In an announcement Friday night, the Treasury’s Financial Crimes Enforcement Network, or FinCEN, announced proposed rules that require registered crypto exchanges to verify “the identity of their customers, if a counterparty uses an unencumbered or covered wallet otherwise and the transaction exceeds $ 3,000. ”

The rule is currently only an offer. The Treasury has given stakeholders 15 days to respond with comments.

Rumors of the proposed rules have been circulating over the past month. With Treasury Secretary Steven Mnuchin on his way out the door as a new administration comes in, they have been considered a separatist blow in crypto. Of the announcement, he said:

“This rule addresses significant national security concerns in the CVC market, and aims to close the gaps that malignant actors seek to exploit in the record keeping and reporting regime.”

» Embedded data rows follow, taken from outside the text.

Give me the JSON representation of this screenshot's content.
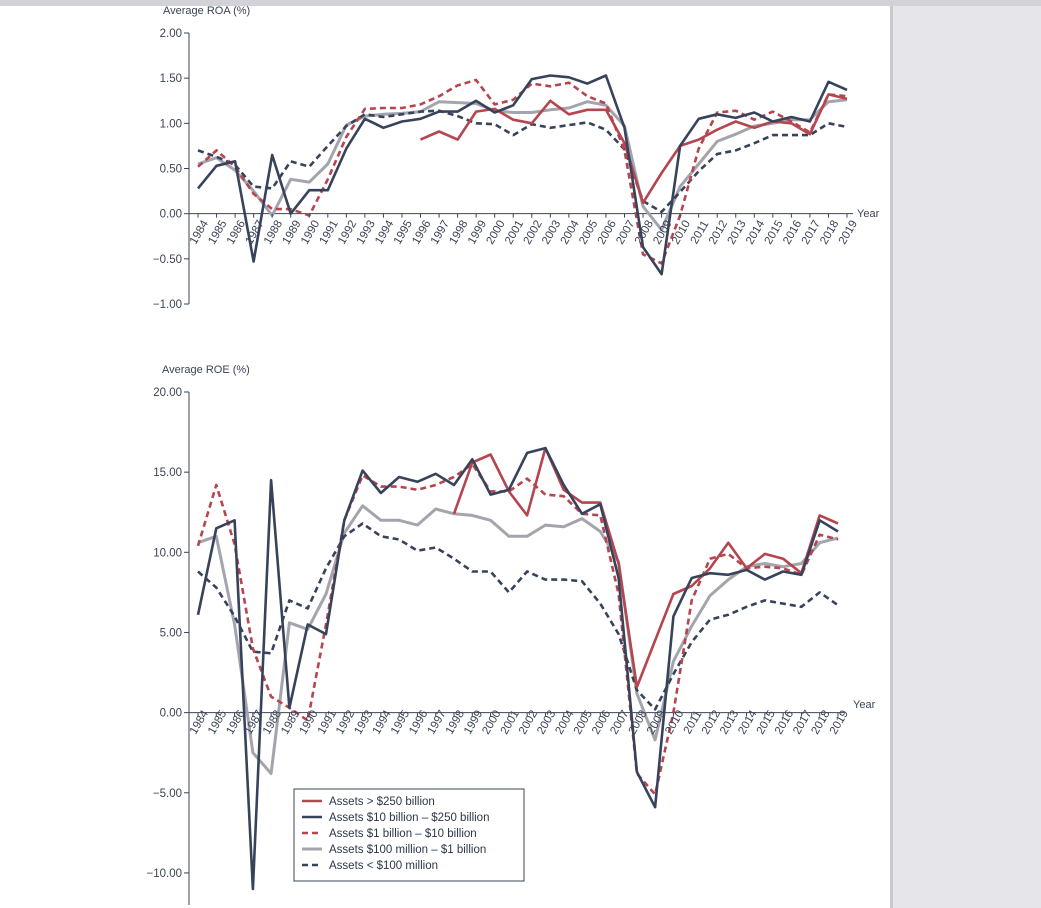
{
  "colors": {
    "red": "#b5454e",
    "navy": "#37435a",
    "gray": "#a4a4ad",
    "axis": "#3b4456"
  },
  "legend": [
    {
      "label": "Assets > $250 billion",
      "color": "#b5454e",
      "dash": false
    },
    {
      "label": "Assets  $10 billion – $250 billion",
      "color": "#37435a",
      "dash": false
    },
    {
      "label": "Assets $1 billion – $10 billion",
      "color": "#b5454e",
      "dash": true
    },
    {
      "label": "Assets $100 million – $1 billion",
      "color": "#a4a4ad",
      "dash": false
    },
    {
      "label": "Assets < $100 million",
      "color": "#37435a",
      "dash": true
    }
  ],
  "chart_data": [
    {
      "type": "line",
      "ylabel": "Average ROA (%)",
      "xlabel": "Year",
      "ylim": [
        -1,
        2
      ],
      "yticks": [
        "2.00",
        "1.50",
        "1.00",
        "0.50",
        "0.00",
        "−0.50",
        "−1.00"
      ],
      "ytick_values": [
        2,
        1.5,
        1,
        0.5,
        0,
        -0.5,
        -1
      ],
      "x": [
        "1984",
        "1985",
        "1986",
        "1987",
        "1988",
        "1989",
        "1990",
        "1991",
        "1992",
        "1993",
        "1994",
        "1995",
        "1996",
        "1997",
        "1998",
        "1999",
        "2000",
        "2001",
        "2002",
        "2003",
        "2004",
        "2005",
        "2006",
        "2007",
        "2008",
        "2009",
        "2010",
        "2011",
        "2012",
        "2013",
        "2014",
        "2015",
        "2016",
        "2017",
        "2018",
        "2019"
      ],
      "series": [
        {
          "name": "Assets > $250 billion",
          "values": [
            null,
            null,
            null,
            null,
            null,
            null,
            null,
            null,
            null,
            null,
            null,
            null,
            0.82,
            0.91,
            0.82,
            1.13,
            1.16,
            1.04,
            1.0,
            1.25,
            1.1,
            1.15,
            1.15,
            0.78,
            0.12,
            0.45,
            0.75,
            0.82,
            0.93,
            1.02,
            0.95,
            1.02,
            1.0,
            0.88,
            1.32,
            1.27
          ]
        },
        {
          "name": "Assets  $10 billion – $250 billion",
          "values": [
            0.28,
            0.53,
            0.58,
            -0.53,
            0.65,
            0.0,
            0.26,
            0.26,
            0.72,
            1.05,
            0.95,
            1.02,
            1.05,
            1.13,
            1.13,
            1.25,
            1.12,
            1.2,
            1.49,
            1.53,
            1.51,
            1.44,
            1.53,
            0.95,
            -0.37,
            -0.67,
            0.75,
            1.05,
            1.1,
            1.06,
            1.12,
            1.02,
            1.07,
            1.02,
            1.46,
            1.37
          ]
        },
        {
          "name": "Assets $1 billion – $10 billion",
          "values": [
            0.52,
            0.7,
            0.52,
            0.22,
            0.05,
            0.05,
            -0.02,
            0.38,
            0.85,
            1.16,
            1.17,
            1.17,
            1.21,
            1.3,
            1.42,
            1.48,
            1.21,
            1.26,
            1.44,
            1.41,
            1.45,
            1.3,
            1.22,
            0.7,
            -0.45,
            -0.55,
            -0.02,
            0.72,
            1.12,
            1.14,
            1.04,
            1.13,
            1.02,
            0.9,
            1.32,
            1.3
          ]
        },
        {
          "name": "Assets $100 million – $1 billion",
          "values": [
            0.55,
            0.62,
            0.48,
            0.25,
            -0.02,
            0.38,
            0.35,
            0.55,
            0.98,
            1.08,
            1.1,
            1.11,
            1.13,
            1.24,
            1.23,
            1.22,
            1.14,
            1.12,
            1.12,
            1.15,
            1.17,
            1.24,
            1.2,
            0.97,
            0.08,
            -0.18,
            0.3,
            0.55,
            0.8,
            0.88,
            0.97,
            1.0,
            1.04,
            1.04,
            1.24,
            1.26
          ]
        },
        {
          "name": "Assets < $100 million",
          "values": [
            0.7,
            0.63,
            0.54,
            0.3,
            0.28,
            0.58,
            0.52,
            0.75,
            0.97,
            1.1,
            1.07,
            1.1,
            1.13,
            1.14,
            1.08,
            1.0,
            0.99,
            0.87,
            0.99,
            0.95,
            0.98,
            1.01,
            0.93,
            0.71,
            0.14,
            0.02,
            0.24,
            0.47,
            0.66,
            0.7,
            0.78,
            0.87,
            0.87,
            0.87,
            1.0,
            0.96
          ]
        }
      ]
    },
    {
      "type": "line",
      "ylabel": "Average ROE (%)",
      "xlabel": "Year",
      "ylim": [
        -12,
        20
      ],
      "yticks": [
        "20.00",
        "15.00",
        "10.00",
        "5.00",
        "0.00",
        "−5.00",
        "−10.00"
      ],
      "ytick_values": [
        20,
        15,
        10,
        5,
        0,
        -5,
        -10
      ],
      "x": [
        "1984",
        "1985",
        "1986",
        "1987",
        "1988",
        "1989",
        "1990",
        "1991",
        "1992",
        "1993",
        "1994",
        "1995",
        "1996",
        "1997",
        "1998",
        "1999",
        "2000",
        "2001",
        "2002",
        "2003",
        "2004",
        "2005",
        "2006",
        "2007",
        "2008",
        "2009",
        "2010",
        "2011",
        "2012",
        "2013",
        "2014",
        "2015",
        "2016",
        "2017",
        "2018",
        "2019"
      ],
      "series": [
        {
          "name": "Assets > $250 billion",
          "values": [
            null,
            null,
            null,
            null,
            null,
            null,
            null,
            null,
            null,
            null,
            null,
            null,
            null,
            null,
            12.4,
            15.6,
            16.1,
            13.8,
            12.3,
            16.5,
            13.9,
            13.1,
            13.1,
            9.3,
            1.6,
            4.5,
            7.4,
            7.9,
            9.0,
            10.6,
            9.0,
            9.9,
            9.6,
            8.7,
            12.3,
            11.8
          ]
        },
        {
          "name": "Assets  $10 billion – $250 billion",
          "values": [
            6.1,
            11.5,
            12.0,
            -11.0,
            14.5,
            0.3,
            5.5,
            4.9,
            12.0,
            15.1,
            13.7,
            14.7,
            14.4,
            14.9,
            14.2,
            15.8,
            13.6,
            13.9,
            16.2,
            16.5,
            14.2,
            12.4,
            13.0,
            8.4,
            -3.7,
            -5.9,
            6.0,
            8.4,
            8.7,
            8.6,
            8.9,
            8.3,
            8.8,
            8.6,
            12.0,
            11.3
          ]
        },
        {
          "name": "Assets $1 billion – $10 billion",
          "values": [
            10.4,
            14.2,
            10.5,
            4.0,
            1.0,
            0.3,
            -0.5,
            5.5,
            12.0,
            14.8,
            14.1,
            14.1,
            13.9,
            14.2,
            14.7,
            15.5,
            13.8,
            13.8,
            14.6,
            13.6,
            13.5,
            12.4,
            12.3,
            7.4,
            -3.8,
            -5.1,
            0.0,
            7.0,
            9.6,
            9.9,
            9.0,
            9.1,
            9.0,
            8.6,
            11.1,
            10.8
          ]
        },
        {
          "name": "Assets $100 million – $1 billion",
          "values": [
            10.6,
            11.0,
            5.5,
            -2.5,
            -3.8,
            5.6,
            5.2,
            7.4,
            11.2,
            12.9,
            12.0,
            12.0,
            11.7,
            12.7,
            12.4,
            12.3,
            12.0,
            11.0,
            11.0,
            11.7,
            11.6,
            12.1,
            11.3,
            9.4,
            1.2,
            -1.7,
            3.2,
            5.4,
            7.3,
            8.3,
            9.1,
            9.3,
            9.1,
            9.3,
            10.6,
            10.9
          ]
        },
        {
          "name": "Assets < $100 million",
          "values": [
            8.8,
            7.8,
            6.0,
            3.8,
            3.7,
            7.0,
            6.5,
            9.0,
            11.0,
            11.8,
            11.0,
            10.8,
            10.1,
            10.3,
            9.6,
            8.8,
            8.8,
            7.5,
            8.8,
            8.3,
            8.3,
            8.2,
            6.8,
            4.9,
            1.4,
            0.2,
            2.4,
            4.4,
            5.8,
            6.1,
            6.6,
            7.0,
            6.8,
            6.6,
            7.5,
            6.7
          ]
        }
      ]
    }
  ]
}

Several leading law-makers have already come out against the proposed rule, which many see as an attack on the nature of peer-to-peer transactions. However, in the absence of a formal law, the Treasury has considerable power to make rules in this area.

That said, the current proposal is not as radical as some feared. It would, instead, apply the existing transaction reporting requirements – the $ 3,000 Travel Rule threshold – to registered entities that interact with self-sustaining wallets. Among registered entities, that threshold would be $ 10,000 instead.